Сын пришел к отцу, долго мялся, нервничал, не знал, с чего начать. На кухне выпил воды, в комнату вернулся, выдавил:
— Давно собирался с тобой поговорить. Вот смотри: я, жена и сын ютимся в крохотной двухкомнатной квартире, где негде повернуться. На меня стены давят, кажется, что вот-вот раздавят, и жена нервничает. У тебя большая трехкомнатная, ты после ухода мамы один. Предлагаю два варианта: первый — твою жилплощадь продать и купить небольшую студию. Мы свою тоже продадим и купим дом с участком, чтобы воздух чистый был. Второй – ты переезжаешь в нашу, а мы перебираемся сюда.
Натянуто улыбнулся, спросил: «Какой вариант больше нравится? Выбирай, папа».
А сам подумал: «Первый, только первый! Давай, старина, жду».
Теперь очередь отца – нервничать. Заметно было, что нужные слова ищет, чтобы не обидеть.
Нашел, как ответить: «Правильно меня пойми. Я привык к этому месту, все здесь напоминает твою мать. Здесь прошли лучшие мои годы. Если в другой квартире окажусь, чахнуть буду. Не смогу там жить. Можешь пока меня не трогать? Мне тяжело, понимаешь, тяжело».
Осмелел сын: «И ты пойми, это же так ясно. Тебе в другой квартире ничто не будет маму напоминать, легче будет. В себя быстро придешь, радостнее жить будешь».
И разошелся, что можно сменить мебель, даже одежду другую купить. Маму не вернешь, и нечего цепляться за прошлое, оно как удавка: «Думаешь, не вижу, как ты страдаешь»?
Отец молчит, глаза стали тяжелыми. Растерялся отец.
Жалобно, как ребенок, попросил: «Не тревожь меня, прошу. Честно скажу: не хочу на эту тему говорить, ты словно заставляешься меня в чем-то оправдываться. Неприятно мне».
Понял сын, что ни первого, ни второго варианта не будет. Молча встал, ушел, не прощаясь.
Шел и думал, что отец стал чувствительным, даже сентиментальным, а это так противно.
Надо выбросить ненужные чувства, которые жить мешают. Отец, можно сказать, жизнь прожил. Какая разница, где доживать?
Ходит с трудом, а большая квартира требует ухода. Где силы взять?
Упрямый, и звонить ему не надо. Может, тогда дурь из головы уйдет?
Очень разволновался, позвонил лучшему другу, чтобы встретиться. Идут по улице, слушает друг, что случилось. Слушает, но ничего не говорит.
Но на прямой вопрос придется ответить, а вопрос такой: «Язык проглотил? Ты же все слышал, я все объяснил. Говори»!
Друг сказал: «Можешь обижаться – дело твое.
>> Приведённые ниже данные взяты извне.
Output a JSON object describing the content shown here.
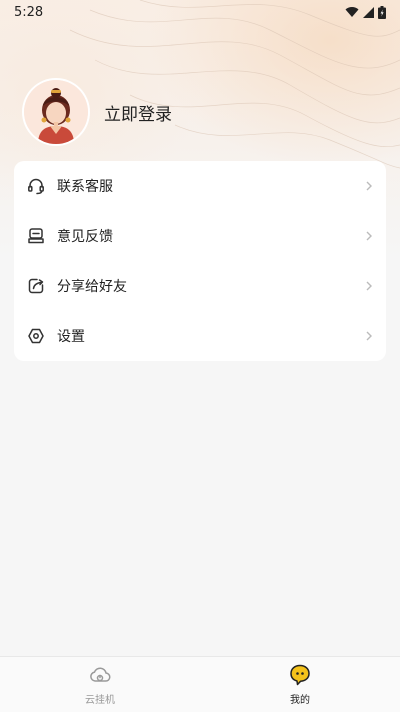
{
  "status_bar": {
    "time": "5:28",
    "icons": [
      "wifi-icon",
      "signal-icon",
      "battery-icon"
    ]
  },
  "profile": {
    "login_label": "立即登录"
  },
  "menu": {
    "items": [
      {
        "label": "联系客服",
        "icon": "headset-icon"
      },
      {
        "label": "意见反馈",
        "icon": "feedback-icon"
      },
      {
        "label": "分享给好友",
        "icon": "share-icon"
      },
      {
        "label": "设置",
        "icon": "settings-icon"
      }
    ]
  },
  "tab_bar": {
    "tabs": [
      {
        "label": "云挂机",
        "icon": "cloud-icon",
        "active": false
      },
      {
        "label": "我的",
        "icon": "mine-icon",
        "active": true
      }
    ]
  },
  "colors": {
    "accent": "#f4c21b",
    "text": "#222222",
    "muted": "#999999"
  }
}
Хочешь правду? Слушай. Смотрю на тебя и вижу, что ты мужик здоровый, силы много. Не калека, не больной. Сам свою жизнь устраивай. С чего это отец должен твои капризы выполнять»?
Повернулся – ушел.
Один остался, злость закипела: и этот кретином оказался.
Пришел домой, жене рассказал про отца, про друга промолчал: не ее дело.
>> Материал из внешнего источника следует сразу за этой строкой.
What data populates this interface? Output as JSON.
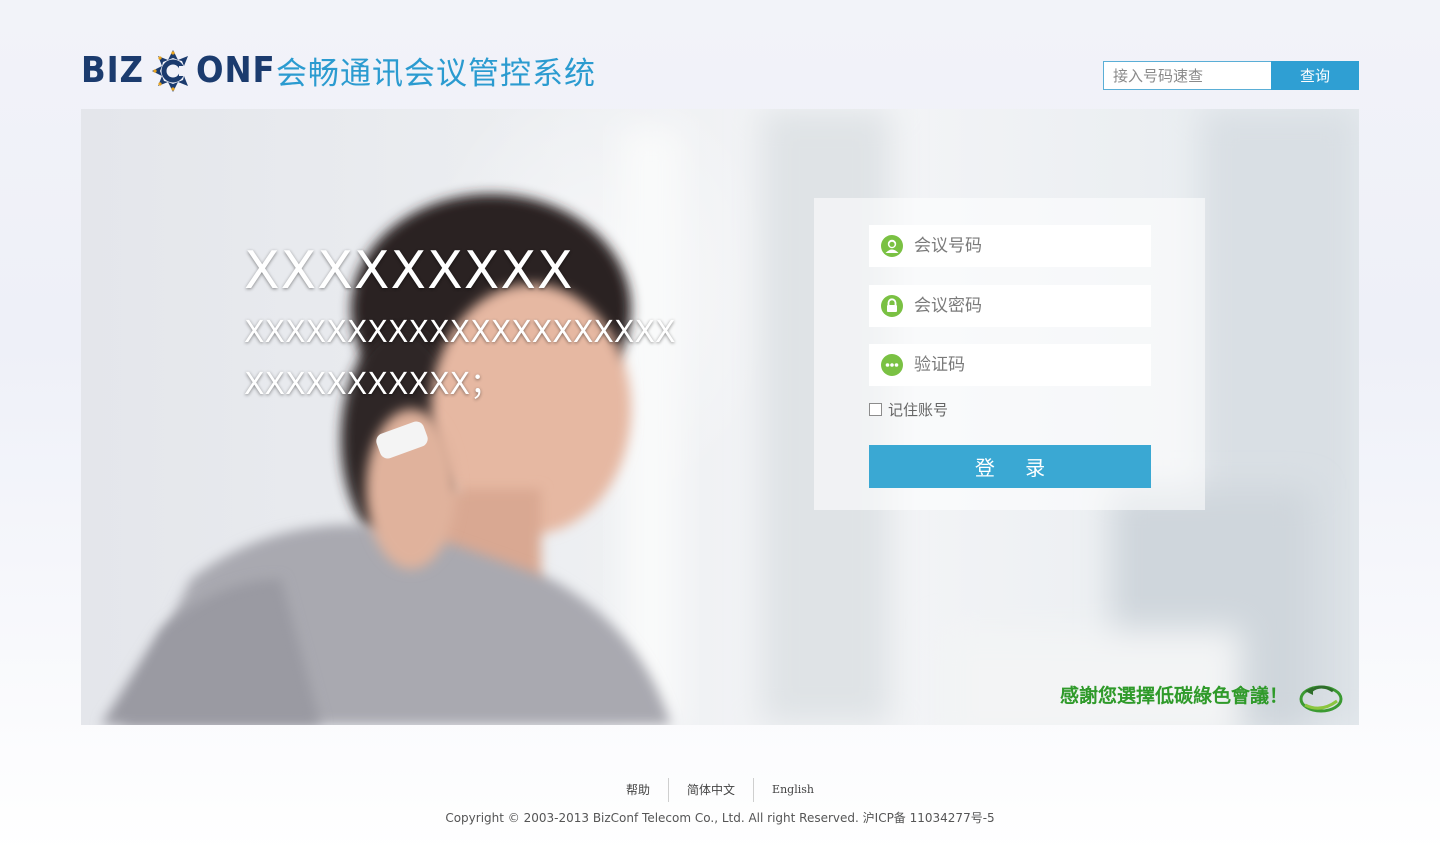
{
  "header": {
    "logo_left": "BIZ",
    "logo_right": "ONF",
    "system_title": "会畅通讯会议管控系统",
    "search": {
      "placeholder": "接入号码速查",
      "button_label": "查询"
    }
  },
  "hero": {
    "main_text": "XXXXXXXXX",
    "sub_text": "XXXXXXXXXXXXXXXXXXXXXXXXXXXXXXXX；",
    "green_slogan": "感謝您選擇低碳綠色會議！"
  },
  "login": {
    "meeting_number_placeholder": "会议号码",
    "meeting_password_placeholder": "会议密码",
    "captcha_placeholder": "验证码",
    "remember_label": "记住账号",
    "remember_checked": false,
    "login_button": "登 录"
  },
  "footer": {
    "links": [
      "帮助",
      "简体中文",
      "English"
    ],
    "copyright": "Copyright © 2003-2013 BizConf Telecom Co., Ltd. All right Reserved. 沪ICP备 11034277号-5"
  },
  "colors": {
    "brand_navy": "#1b3b6e",
    "title_blue": "#2b9bd0",
    "button_blue": "#3aa8d3",
    "icon_green": "#7ac143",
    "slogan_green": "#2f9a2a"
  },
  "icons": {
    "meeting_number": "user-icon",
    "meeting_password": "lock-icon",
    "captcha": "dots-icon",
    "green": "recycle-leaf-icon"
  }
}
Жена тоже почему-то замкнулась – ни слова. Предчувствие было, что продолжать этот разговор не следует. Но он не прислушался к мудрому внутреннему голосу, надавил на жену.
Подняла глаза, сказала: «У меня бабушка во Владивостоке живет в двухкомнатной. Из окна море видно. Купить тебе билеты? Может, слетаешь? Может, моя бабушка сговорчивее будет»?
Понесло жену: «На меня стены не давят. Давить будут другие, те, которые мы у твоего отца отберем. Не тревожь его, пусть живет в своем гнезде».
Дня два нервничал, и казалось, что все не правы, все его не поняли, а он для семьи старался.
Сына после школы нет, где-то шляется, негодник такой. Позвонил, звонкий мальчишеский голос сообщил: «Я у дедушки. Есть хотел, зашел, а он сам пирог испек, такой же, как раньше у бабушки».
Слышит, как пожилой отец кричит: «Передай, пусть приходит, а то ни куска не останется».
Как черные очки с глаз свалились. Быстро вышел, пришел. Шутили за столом, словно тяжелого разговора не было. Когда выходили, шепнул, чтобы пацан не слышал: «Извини меня, не сердись. Не прав я был. Живи спокойно. Извини».
Отец тоже шепотом: «Ничего, мы же свои. Видно будет, что дальше».